Collins believes stablecoins will become the main method for transferring money within the next five years, driven by the growing advantages of tokenized assets that traditional finance can no longer ignore.
“Probably sooner, because people will still call them dollars. But it depends on your definition of a stablecoin. Essentially, it’s just moving money on a blockchain,” he explained.
US crypto policy shift a major boost
Collins described the US government’s positive shift toward the crypto sector this year as “the best thing to ever happen” to the market, providing clarity and momentum for growth.

Collins argued that many major traditional finance firms had previously hesitated to enter the crypto space due to fears of government scrutiny. While some regulatory uncertainty remains, the landscape has changed dramatically.
The Tether co-founder said this shift has opened the “floodgates,” with traditional finance now rushing into the crypto market, particularly focusing on blockchain-based stablecoins for their practical advantages.
“Every major institution, every bank, wants to launch their own stablecoin because it’s profitable and simply a better way to transact.

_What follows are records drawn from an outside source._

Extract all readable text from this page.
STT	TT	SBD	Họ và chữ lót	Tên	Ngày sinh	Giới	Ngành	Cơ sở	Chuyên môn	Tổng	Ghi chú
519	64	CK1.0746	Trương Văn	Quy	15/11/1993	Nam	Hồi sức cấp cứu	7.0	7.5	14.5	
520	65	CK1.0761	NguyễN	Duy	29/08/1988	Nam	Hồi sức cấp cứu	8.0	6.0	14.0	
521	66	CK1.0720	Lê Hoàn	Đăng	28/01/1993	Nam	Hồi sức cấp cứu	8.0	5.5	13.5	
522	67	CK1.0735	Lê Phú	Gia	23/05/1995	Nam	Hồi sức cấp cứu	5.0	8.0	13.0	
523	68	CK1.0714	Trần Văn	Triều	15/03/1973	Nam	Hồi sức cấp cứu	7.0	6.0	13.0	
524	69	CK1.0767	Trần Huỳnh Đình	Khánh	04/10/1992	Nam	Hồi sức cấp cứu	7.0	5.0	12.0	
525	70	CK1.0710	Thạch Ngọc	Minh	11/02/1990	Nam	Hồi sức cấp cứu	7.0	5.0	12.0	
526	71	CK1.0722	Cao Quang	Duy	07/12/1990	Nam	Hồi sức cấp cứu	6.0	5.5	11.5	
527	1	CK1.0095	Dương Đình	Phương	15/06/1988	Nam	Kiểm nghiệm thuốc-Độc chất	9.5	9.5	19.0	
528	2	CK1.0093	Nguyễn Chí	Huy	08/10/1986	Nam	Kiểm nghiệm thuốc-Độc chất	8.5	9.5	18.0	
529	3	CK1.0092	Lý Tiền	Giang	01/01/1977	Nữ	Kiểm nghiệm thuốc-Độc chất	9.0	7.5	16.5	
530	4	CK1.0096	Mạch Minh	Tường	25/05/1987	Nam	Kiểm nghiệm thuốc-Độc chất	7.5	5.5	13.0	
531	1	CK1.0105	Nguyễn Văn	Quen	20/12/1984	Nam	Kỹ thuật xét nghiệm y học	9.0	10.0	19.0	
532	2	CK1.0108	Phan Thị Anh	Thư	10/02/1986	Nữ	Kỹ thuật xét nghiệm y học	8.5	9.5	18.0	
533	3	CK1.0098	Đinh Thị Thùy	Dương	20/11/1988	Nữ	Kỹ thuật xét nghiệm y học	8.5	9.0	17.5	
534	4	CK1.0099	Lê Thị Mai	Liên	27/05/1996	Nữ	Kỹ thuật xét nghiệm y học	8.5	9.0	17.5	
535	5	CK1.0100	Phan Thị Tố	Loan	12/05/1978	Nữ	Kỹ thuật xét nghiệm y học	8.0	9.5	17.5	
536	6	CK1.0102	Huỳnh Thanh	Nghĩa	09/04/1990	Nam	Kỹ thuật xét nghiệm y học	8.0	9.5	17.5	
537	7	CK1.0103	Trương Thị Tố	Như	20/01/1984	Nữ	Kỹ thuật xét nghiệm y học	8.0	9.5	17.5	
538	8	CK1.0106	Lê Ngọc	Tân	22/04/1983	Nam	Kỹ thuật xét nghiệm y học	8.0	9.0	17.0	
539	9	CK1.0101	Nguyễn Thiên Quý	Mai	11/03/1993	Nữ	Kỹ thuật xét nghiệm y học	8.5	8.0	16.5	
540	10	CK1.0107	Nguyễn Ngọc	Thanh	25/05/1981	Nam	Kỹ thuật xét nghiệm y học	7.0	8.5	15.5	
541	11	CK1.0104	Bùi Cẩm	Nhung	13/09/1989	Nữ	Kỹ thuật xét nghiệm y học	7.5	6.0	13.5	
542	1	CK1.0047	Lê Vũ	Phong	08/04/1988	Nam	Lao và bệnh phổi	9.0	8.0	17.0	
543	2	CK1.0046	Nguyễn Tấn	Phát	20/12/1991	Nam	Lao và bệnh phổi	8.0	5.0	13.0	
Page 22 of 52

The floodgates are open, and what this will ultimately lead to is a world where the distinction between CeFi and DeFi no longer exists,” he explained.
“There’ll be applications that do things, move money, give loans, do investments, and it will be a mix of the kind of the old, traditional style investments, and then the DeFi types of investments.”
The appeal of tokenization
Collins highlighted that tokenized assets provide far greater transparency and efficiency than traditional, non-tokenized assets. Because they can be transferred quickly across the globe without intermediaries, tokenized assets also offer the potential for higher returns.
“That’s why the tokenization narrative is so strong,” he said. “The increase in utility from moving an asset on-chain is so significant that even the same two assets, once tokenized, can deliver greater returns.”
Challenges of a fully on-chain world
However, Collins acknowledged the risks involved in shifting global finance entirely on-chain, including vulnerabilities in blockchain bridges, smart contracts, and crypto wallets.
Crypto hacks and social engineering remain key concerns, though he emphasized that security is steadily improving.
“The old trade-off still exists,” Collins explained. “If you want full control, it’s possible—but technically complex. If you prefer to rely on a third party, like traditional banks, custodial services will continue to evolve, offering more robust options. Technology always carries risks, but solutions are advancing.”